The consequences of all this are not wholly welcome. Since much Holocaust- related activity has developed a momentum and logic of its own, that might be expected. But it applies also to the conscious attempt to shape public memory and influence political action.

For example, as a quest for justice, the campaign against the Swiss banks and the effort to obtain compensation for stolen property in Eastern Europe cannot be faulted, but if, in the process, the image of the Holocaust changes from that of a moral issue to one of gold, property and cash, the consequences will be damaging.

The Holocaust continues to shape the political outlook of significant sectors of the Israeli right on Middle East peace, Israel's relations with the world at large and relations with the Jewish diaspora. That is deeply worrying. It fosters an attitude of mind which sees every concession or compromise as the breeding ground for another Holocaust.
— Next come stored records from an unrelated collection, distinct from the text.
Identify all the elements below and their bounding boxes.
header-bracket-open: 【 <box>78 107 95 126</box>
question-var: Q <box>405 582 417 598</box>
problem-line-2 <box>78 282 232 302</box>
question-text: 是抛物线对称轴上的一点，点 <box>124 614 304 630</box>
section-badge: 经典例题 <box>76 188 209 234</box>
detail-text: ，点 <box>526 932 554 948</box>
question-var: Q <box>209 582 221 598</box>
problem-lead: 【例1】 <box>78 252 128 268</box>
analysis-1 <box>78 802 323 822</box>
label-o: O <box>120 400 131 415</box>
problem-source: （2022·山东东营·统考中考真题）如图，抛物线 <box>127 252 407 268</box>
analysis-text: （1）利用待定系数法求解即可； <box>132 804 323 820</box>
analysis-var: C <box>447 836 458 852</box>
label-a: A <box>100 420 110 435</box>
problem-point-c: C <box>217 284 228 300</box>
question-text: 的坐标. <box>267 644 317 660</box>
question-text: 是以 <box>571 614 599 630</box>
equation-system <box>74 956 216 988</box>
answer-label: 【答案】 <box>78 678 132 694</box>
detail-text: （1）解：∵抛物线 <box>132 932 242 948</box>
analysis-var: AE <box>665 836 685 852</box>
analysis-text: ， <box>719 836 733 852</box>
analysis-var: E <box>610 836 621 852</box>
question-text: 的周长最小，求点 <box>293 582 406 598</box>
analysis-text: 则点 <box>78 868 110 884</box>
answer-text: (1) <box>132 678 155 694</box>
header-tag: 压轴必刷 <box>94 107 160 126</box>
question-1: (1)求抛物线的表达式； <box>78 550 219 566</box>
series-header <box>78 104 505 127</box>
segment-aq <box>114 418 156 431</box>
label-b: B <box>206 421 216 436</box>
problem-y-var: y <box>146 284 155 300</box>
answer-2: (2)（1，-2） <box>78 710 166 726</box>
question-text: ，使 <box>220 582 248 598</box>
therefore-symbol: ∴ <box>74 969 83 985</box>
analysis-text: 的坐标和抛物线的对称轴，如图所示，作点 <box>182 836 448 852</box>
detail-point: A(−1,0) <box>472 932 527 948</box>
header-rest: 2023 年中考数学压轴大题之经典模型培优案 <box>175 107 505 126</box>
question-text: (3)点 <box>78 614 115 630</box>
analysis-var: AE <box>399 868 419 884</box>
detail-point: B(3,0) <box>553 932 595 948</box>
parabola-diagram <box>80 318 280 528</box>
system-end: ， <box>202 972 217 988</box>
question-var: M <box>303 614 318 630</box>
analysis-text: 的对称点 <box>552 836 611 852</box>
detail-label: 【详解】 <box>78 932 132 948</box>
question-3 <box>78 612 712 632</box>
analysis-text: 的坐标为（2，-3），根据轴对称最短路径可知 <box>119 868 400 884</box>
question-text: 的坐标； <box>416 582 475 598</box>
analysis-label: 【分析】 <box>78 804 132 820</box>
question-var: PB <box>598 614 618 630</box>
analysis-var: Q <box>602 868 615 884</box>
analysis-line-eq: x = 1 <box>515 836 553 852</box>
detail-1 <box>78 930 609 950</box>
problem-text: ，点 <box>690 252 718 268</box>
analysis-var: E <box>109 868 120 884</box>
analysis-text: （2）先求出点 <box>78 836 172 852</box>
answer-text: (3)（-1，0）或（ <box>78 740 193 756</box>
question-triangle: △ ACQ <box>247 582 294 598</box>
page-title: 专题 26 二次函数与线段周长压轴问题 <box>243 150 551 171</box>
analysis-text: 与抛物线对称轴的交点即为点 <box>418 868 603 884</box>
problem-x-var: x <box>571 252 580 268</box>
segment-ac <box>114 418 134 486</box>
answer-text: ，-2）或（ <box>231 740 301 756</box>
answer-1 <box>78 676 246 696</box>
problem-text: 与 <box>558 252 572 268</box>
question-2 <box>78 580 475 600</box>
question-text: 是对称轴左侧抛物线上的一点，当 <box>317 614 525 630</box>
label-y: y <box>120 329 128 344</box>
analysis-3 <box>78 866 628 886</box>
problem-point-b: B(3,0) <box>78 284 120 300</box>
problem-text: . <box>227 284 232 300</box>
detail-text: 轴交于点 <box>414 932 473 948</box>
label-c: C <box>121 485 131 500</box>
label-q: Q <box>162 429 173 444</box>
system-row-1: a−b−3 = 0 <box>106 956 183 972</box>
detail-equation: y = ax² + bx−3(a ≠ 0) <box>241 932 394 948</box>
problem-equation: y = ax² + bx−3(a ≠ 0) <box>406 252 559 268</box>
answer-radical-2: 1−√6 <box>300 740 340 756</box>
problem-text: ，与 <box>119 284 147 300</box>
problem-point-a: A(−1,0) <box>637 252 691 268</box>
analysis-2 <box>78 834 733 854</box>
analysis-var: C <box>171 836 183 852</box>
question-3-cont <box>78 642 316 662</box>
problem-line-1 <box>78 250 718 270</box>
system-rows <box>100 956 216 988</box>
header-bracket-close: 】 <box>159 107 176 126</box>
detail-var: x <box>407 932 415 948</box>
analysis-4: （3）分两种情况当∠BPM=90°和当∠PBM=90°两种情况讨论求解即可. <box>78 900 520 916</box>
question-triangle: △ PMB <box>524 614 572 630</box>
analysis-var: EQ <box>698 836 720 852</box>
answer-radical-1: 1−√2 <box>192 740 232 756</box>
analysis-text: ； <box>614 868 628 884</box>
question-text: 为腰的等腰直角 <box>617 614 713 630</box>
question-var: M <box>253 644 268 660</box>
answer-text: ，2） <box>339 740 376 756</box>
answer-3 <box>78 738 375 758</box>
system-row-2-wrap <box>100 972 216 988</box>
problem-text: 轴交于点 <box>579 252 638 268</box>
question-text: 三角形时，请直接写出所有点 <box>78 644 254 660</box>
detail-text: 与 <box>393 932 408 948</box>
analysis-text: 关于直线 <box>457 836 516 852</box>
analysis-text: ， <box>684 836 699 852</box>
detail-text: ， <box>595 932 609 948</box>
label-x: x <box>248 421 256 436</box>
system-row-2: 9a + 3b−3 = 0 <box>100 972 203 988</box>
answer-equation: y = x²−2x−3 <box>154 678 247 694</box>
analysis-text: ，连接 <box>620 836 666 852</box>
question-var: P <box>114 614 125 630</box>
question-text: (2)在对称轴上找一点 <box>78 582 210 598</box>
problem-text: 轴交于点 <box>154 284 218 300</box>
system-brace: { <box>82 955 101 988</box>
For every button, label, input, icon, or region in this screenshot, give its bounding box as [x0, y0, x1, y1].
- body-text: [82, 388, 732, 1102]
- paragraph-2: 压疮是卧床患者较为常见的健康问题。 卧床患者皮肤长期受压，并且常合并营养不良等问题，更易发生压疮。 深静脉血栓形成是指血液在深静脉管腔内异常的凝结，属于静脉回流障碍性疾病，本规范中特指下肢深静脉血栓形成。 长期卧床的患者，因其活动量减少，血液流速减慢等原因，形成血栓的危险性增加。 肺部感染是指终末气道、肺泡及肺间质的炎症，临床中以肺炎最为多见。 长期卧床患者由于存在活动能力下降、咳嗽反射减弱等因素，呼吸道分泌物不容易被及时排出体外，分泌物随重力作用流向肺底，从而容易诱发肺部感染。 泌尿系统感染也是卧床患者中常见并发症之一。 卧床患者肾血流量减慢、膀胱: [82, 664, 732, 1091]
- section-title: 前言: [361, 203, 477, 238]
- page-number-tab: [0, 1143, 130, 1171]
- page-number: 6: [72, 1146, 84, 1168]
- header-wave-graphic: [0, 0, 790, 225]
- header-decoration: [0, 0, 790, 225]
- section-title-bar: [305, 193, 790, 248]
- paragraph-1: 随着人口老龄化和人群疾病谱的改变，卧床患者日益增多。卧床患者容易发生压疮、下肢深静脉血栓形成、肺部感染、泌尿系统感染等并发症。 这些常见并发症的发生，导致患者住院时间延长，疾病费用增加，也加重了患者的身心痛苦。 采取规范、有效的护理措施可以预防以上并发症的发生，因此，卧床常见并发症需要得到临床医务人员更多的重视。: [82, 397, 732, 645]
Finally, placed at the centre of Jewish communal concerns, the Holocaust has had a powerful but in many ways negative impact on the shaping of modern Jewish identity. That Jews should learn about this aspect of their history goes without saying, but that it should become the principal reason to be Jewish makes little sense. The enduring quality of an identity derived from the glorification of one's status as a victim hardly bears thinking about.

What distinguishes these negative consequences is that they are the product of deliberate policy choices and consciously adopted attitudes, grounded in a narrow and philosophically bankrupt view of how to secure the Jewish future - a view epitomised by the utterly unacceptable, though sadly too common, notion of Jewish assimilation as a second or silent Holocaust. But since the choices and attitudes are made on earth, they can and should be altered, however difficult that may be. And the difficulty is compounded when the Holocaust is used as a justification for action, because its effect - often deliberately engineered - is to prevent debate and de-legitimise dissenting voices.

In effect, along with growing attention and the delayed transition from memory to history, there is a hardening trend towards politicisation. Left unchallenged, it will undermine the continuing and very necessary process of embedding the Holocaust in public memory.

Antony Lerman is executive director of the Institute for Jewish Policy Research.